Óscar Puente, el ministro de Transportes, ha decidido que algunas preguntas son demasiado incómodas. En lugar de facilitar el número de incidencias en la línea Barcelona-Girona entre septiembre de 2024 y septiembre de 2025, prefiere llevar el asunto a la Audiencia Nacional. ¿El motivo? Que, según ADIF, recopilar esa información es como buscar una aguja en un pajar de 14.345 circulaciones. ¡Un pajar con facturas! El Consejo de Transparencia, con una lógica que parece escaparse al Ministerio, ya había dictaminado que la petición era sencilla: el total de incidencias, nada más. No un desglose digno de Einstein. Pero esto no es nuevo. ADIF tiene un historial de rechazar solicitudes de información alegando que es como pedirles una auditoría completa.
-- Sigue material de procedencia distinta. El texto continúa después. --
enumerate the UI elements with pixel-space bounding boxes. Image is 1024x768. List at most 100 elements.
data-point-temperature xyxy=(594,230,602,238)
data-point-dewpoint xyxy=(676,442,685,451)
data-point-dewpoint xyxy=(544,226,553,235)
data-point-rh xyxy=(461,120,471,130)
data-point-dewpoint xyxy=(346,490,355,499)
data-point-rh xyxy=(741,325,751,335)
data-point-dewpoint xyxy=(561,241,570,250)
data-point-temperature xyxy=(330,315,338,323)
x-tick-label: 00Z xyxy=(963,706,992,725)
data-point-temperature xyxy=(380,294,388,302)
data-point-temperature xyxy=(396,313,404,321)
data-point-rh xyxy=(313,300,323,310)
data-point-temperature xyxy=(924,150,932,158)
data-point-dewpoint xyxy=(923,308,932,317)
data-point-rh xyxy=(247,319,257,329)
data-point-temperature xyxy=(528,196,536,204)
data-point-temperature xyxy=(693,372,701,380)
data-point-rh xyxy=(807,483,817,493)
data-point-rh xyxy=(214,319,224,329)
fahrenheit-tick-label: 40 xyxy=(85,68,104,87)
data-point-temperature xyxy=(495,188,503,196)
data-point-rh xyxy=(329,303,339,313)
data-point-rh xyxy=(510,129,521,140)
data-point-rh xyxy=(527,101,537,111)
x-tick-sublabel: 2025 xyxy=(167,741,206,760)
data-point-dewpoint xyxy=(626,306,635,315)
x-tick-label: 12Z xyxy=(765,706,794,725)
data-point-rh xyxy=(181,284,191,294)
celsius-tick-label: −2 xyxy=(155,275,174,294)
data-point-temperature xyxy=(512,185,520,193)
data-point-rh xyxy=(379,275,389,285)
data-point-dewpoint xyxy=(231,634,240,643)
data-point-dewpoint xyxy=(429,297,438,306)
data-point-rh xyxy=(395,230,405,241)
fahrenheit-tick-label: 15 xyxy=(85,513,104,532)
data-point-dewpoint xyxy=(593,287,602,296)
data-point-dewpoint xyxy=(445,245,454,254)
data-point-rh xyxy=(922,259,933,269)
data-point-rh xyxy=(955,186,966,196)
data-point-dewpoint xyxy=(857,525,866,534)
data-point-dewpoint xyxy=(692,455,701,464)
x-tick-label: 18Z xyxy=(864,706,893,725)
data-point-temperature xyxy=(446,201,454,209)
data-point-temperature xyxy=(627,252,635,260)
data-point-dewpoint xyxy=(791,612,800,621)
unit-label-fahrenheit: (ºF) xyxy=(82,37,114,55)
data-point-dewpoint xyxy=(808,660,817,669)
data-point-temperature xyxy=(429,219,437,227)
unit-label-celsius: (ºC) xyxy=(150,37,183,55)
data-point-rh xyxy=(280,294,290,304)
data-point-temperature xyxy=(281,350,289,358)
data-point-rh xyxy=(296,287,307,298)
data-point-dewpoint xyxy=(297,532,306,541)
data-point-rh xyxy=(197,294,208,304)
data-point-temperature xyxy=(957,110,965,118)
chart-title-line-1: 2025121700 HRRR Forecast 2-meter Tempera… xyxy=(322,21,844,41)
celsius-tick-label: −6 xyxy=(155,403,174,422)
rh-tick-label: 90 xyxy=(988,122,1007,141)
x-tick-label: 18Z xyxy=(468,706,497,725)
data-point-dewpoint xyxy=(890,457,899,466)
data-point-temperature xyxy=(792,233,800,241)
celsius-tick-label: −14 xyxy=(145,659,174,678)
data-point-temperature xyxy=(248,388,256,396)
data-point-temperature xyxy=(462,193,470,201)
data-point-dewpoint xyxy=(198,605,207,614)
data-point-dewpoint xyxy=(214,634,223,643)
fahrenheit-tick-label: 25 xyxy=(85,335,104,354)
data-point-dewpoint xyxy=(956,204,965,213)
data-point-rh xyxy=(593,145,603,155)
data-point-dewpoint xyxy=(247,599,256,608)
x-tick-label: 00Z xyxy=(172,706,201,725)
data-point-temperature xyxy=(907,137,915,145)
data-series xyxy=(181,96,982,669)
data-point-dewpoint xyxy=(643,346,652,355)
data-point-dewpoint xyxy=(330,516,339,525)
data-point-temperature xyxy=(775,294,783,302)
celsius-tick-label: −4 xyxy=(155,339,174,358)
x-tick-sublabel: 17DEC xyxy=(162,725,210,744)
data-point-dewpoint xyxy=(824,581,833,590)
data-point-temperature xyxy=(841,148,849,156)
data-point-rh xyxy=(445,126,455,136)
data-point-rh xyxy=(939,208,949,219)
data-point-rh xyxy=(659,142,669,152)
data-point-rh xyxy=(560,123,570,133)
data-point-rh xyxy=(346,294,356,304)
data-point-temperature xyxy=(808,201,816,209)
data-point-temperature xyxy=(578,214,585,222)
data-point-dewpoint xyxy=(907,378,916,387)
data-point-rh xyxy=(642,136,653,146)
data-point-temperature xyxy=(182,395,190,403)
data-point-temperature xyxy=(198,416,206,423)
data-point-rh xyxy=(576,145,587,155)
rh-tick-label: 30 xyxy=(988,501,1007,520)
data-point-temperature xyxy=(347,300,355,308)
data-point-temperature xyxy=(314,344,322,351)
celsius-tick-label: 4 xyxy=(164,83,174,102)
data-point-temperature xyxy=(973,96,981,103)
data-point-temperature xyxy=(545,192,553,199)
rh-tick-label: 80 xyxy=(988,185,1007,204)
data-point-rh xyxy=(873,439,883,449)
Que atender esas peticiones es un “despilfarro” de recursos, como si informar a los ciudadanos fuera un lujo que no nos podemos permitir. El caso de las Cercanías de Madrid en 2020-2024 es un ejemplo claro. Mientras tanto, el sistema ferroviario español sigue tambaleándose. Problemas de puntualidad, el accidente de Adamuz, limitaciones de velocidad en Madrid-Extremadura… y el Ministerio prefiriendo batallas legales a dar cuentas. ¿Acaso temen que la lista de incidencias sea más larga que la lista de la compra de un mes? La Audiencia Nacional decidirá si las limitaciones técnicas son una excusa válida para ocultar información o si la transparencia es un derecho fundamental, incluso cuando se trata de trenes que llegan tarde. La pregunta es: ¿qué están escondiendo realmente?